I can tell ya this… You sure don’t burn many calories starting at your modem waiting and praying for the little GREEN light to come back on. (Throwing a cat at the modem does not help either)

So, while Steve was out signing up for some Personal Trainer-type thigamajig to help him drop some pounds, I managed to drag my Internet-less butt back out the door for a FOUR mile walk (Cannon fire….followed by ceremonial release of doves)………….THEN, I got on the stationary bike and pedaled some more miles.

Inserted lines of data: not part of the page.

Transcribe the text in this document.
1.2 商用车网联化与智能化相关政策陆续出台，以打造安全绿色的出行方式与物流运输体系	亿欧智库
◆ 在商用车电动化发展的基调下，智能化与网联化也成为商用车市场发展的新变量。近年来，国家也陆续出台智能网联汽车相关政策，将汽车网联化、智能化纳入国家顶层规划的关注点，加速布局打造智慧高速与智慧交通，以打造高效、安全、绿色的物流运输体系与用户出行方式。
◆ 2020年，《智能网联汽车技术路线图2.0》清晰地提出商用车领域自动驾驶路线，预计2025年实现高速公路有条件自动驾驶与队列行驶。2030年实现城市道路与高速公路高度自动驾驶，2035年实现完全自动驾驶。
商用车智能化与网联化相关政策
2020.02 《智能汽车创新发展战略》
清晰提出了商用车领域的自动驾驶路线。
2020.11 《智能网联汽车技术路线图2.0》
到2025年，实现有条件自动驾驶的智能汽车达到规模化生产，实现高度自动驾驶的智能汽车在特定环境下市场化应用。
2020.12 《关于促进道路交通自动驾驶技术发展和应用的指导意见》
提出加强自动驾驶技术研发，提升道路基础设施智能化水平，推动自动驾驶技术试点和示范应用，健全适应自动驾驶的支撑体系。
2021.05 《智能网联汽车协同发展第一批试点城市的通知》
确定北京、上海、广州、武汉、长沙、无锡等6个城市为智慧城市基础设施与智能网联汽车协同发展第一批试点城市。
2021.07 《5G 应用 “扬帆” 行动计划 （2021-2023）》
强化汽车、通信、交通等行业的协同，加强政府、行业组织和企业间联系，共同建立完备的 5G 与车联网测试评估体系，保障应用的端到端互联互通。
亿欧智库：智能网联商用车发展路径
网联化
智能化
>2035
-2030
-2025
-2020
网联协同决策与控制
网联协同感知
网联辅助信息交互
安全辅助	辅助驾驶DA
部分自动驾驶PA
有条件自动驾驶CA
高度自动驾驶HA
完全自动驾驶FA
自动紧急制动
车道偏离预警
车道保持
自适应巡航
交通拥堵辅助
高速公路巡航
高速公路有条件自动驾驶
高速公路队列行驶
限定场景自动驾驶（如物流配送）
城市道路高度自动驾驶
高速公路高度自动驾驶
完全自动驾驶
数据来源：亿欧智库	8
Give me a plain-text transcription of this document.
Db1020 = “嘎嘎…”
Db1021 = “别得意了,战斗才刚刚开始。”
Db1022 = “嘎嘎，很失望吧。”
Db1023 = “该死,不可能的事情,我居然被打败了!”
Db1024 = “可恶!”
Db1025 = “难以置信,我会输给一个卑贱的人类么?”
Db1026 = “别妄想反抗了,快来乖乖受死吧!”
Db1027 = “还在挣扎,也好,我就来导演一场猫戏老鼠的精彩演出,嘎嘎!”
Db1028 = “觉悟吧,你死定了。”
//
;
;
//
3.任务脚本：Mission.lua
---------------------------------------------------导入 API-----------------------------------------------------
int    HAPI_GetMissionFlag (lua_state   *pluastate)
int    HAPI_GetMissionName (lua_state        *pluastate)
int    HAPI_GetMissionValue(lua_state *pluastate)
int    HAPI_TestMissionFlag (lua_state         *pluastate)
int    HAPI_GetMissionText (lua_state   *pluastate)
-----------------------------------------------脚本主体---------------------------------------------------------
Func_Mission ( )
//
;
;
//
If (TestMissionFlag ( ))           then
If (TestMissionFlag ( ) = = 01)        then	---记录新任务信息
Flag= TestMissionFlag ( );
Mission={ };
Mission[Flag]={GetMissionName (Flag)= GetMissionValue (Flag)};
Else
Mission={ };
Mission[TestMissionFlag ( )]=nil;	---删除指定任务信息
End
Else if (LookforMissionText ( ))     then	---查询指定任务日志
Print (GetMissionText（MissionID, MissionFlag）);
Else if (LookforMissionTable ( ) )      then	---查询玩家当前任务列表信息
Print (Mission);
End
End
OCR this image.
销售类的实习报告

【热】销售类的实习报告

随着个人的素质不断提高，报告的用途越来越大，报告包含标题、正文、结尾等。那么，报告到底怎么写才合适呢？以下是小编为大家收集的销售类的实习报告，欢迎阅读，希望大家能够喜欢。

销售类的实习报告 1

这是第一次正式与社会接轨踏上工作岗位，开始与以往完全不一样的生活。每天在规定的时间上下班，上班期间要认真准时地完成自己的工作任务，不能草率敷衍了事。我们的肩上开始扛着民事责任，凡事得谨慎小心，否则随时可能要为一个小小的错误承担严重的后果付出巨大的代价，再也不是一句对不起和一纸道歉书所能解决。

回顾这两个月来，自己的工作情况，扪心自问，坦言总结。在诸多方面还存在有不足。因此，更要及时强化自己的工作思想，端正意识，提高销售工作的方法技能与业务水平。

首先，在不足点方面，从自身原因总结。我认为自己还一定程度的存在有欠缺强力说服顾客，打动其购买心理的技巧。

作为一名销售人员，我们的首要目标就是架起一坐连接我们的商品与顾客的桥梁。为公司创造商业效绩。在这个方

(Start the theme from “Rocky” now)

The topper to this display of physical determination and prowess was the large piece of CAKE that I downed after climbing off the bike…….

(I’m a weak-willed Idiot)

On the actual Hiking front, I purchased yet another E-Book on the Appalachian Trail at about 8pm last night and as of 3pm today, I was done with it. No Internet connection leaves plenty of time to read.

I’ll talk more about the book in a later post.

(The book: “How to kill your hiking partner and dispose of their body in 10 easy steps”)

Now, if you’ll excuse me….I need to get back to the training table so that I can finish this meal of FAT FREE CHICKEN STRIPS, FAT FREE GRAVY, and ZERO CALORIE ROLLS.